Some simply came to gawk.
And not all the protesters were white.
“Linda, Lead or Leave,” stated the sign carried by Clare Jones, a former president of the Greater Harrisburg Branch of the National Association for the Advancement of Colored People. She said her problems with Thompson, the city’s first black mayor, relate to broader leadership issues.
“Leadership means you have to stop fighting all the time; with your own staff, at least,” Jones said. “It means you have to have the willingness to learn the scope of the problem that we’re facing with the city’s finances. It means stop thinking that people are trying to destroy her. ... If she’s going to stay and be the mayor, and do this difficult job, fine. If not, she should go watch soap operas.”

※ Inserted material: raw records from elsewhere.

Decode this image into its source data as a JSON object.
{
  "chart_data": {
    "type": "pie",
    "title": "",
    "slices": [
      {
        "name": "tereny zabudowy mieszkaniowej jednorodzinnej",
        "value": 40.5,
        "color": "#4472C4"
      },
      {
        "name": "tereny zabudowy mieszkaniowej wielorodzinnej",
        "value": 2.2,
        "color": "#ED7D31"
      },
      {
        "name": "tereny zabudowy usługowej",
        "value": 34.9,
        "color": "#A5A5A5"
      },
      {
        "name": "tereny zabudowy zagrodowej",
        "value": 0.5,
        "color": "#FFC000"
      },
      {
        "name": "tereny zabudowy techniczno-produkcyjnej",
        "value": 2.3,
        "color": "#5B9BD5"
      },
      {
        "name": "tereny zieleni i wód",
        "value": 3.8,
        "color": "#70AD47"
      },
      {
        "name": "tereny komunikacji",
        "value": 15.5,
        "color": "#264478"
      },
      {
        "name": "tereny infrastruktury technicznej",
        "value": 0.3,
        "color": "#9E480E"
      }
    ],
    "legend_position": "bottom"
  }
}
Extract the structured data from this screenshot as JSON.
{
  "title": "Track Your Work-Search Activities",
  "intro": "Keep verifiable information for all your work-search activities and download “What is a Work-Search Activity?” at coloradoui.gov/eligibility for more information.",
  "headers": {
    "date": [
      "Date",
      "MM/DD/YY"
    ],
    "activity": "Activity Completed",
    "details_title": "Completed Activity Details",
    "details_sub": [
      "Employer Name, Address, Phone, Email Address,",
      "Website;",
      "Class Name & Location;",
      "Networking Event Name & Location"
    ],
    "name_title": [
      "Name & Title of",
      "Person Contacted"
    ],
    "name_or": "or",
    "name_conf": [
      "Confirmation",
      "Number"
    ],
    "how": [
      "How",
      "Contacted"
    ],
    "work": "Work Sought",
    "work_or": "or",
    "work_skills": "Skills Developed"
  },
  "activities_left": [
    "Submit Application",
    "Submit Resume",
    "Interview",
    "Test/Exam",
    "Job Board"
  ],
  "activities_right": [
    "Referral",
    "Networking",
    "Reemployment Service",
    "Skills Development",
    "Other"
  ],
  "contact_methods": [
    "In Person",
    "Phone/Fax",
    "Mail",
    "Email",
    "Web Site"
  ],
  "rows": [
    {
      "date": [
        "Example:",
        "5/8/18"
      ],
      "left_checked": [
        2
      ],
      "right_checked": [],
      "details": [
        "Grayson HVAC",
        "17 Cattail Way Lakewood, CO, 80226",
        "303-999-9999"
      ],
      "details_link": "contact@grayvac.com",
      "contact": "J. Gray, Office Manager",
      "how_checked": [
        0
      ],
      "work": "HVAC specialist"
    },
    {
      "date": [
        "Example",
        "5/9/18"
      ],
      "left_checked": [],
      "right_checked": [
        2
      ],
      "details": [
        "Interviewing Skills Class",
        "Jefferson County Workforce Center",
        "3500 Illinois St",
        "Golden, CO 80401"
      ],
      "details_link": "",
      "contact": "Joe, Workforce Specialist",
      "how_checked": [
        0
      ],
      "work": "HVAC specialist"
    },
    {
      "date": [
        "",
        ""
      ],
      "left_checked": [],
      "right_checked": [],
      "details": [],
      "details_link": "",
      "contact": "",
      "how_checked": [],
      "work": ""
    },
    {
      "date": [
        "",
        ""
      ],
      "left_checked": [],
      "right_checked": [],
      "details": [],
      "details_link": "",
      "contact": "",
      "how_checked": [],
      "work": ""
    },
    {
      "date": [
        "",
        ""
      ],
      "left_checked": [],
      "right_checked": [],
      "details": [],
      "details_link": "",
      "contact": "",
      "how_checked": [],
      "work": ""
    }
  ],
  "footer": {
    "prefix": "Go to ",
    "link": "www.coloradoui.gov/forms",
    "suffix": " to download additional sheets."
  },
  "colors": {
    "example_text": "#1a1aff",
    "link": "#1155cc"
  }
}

City police said there were no incidents in the hourlong rally.
But the event got an extra jolt of edginess when, nearly half an hour after the chanting started, Thompson, city ombudsman Brenda Alton and another aide stepped up to the windows overlooking Second Street.
About a dozen Thompson supporters surged forward, waving their signs at her. The mayor held her hands in a prayerful position and bowed to them.
Then the larger crowd broke out in a chorus of boos. People jerked their thumbs down, and “We want you out” chants were streamlined to “Get out.”
From the back of the crowd, a snowball smacked the office glass. Thompson appeared startled for a second and pointed down toward a police officer. Then she was back, hand up for her trademark princess wave.
“I’m staying,” she again mouthed, gesturing down to her office floor.
After another mayoral wave and a round of blown kisses, her aides closed the blinds, and the mayor was gone.
Paige vowed that protest organizers will be back at work planning a follow-up event in fairly short order and are urging all residents to stay engaged in city affairs in the interim.
“Keeping pressure on the mayor to function at a higher level may actually be productive,” she said.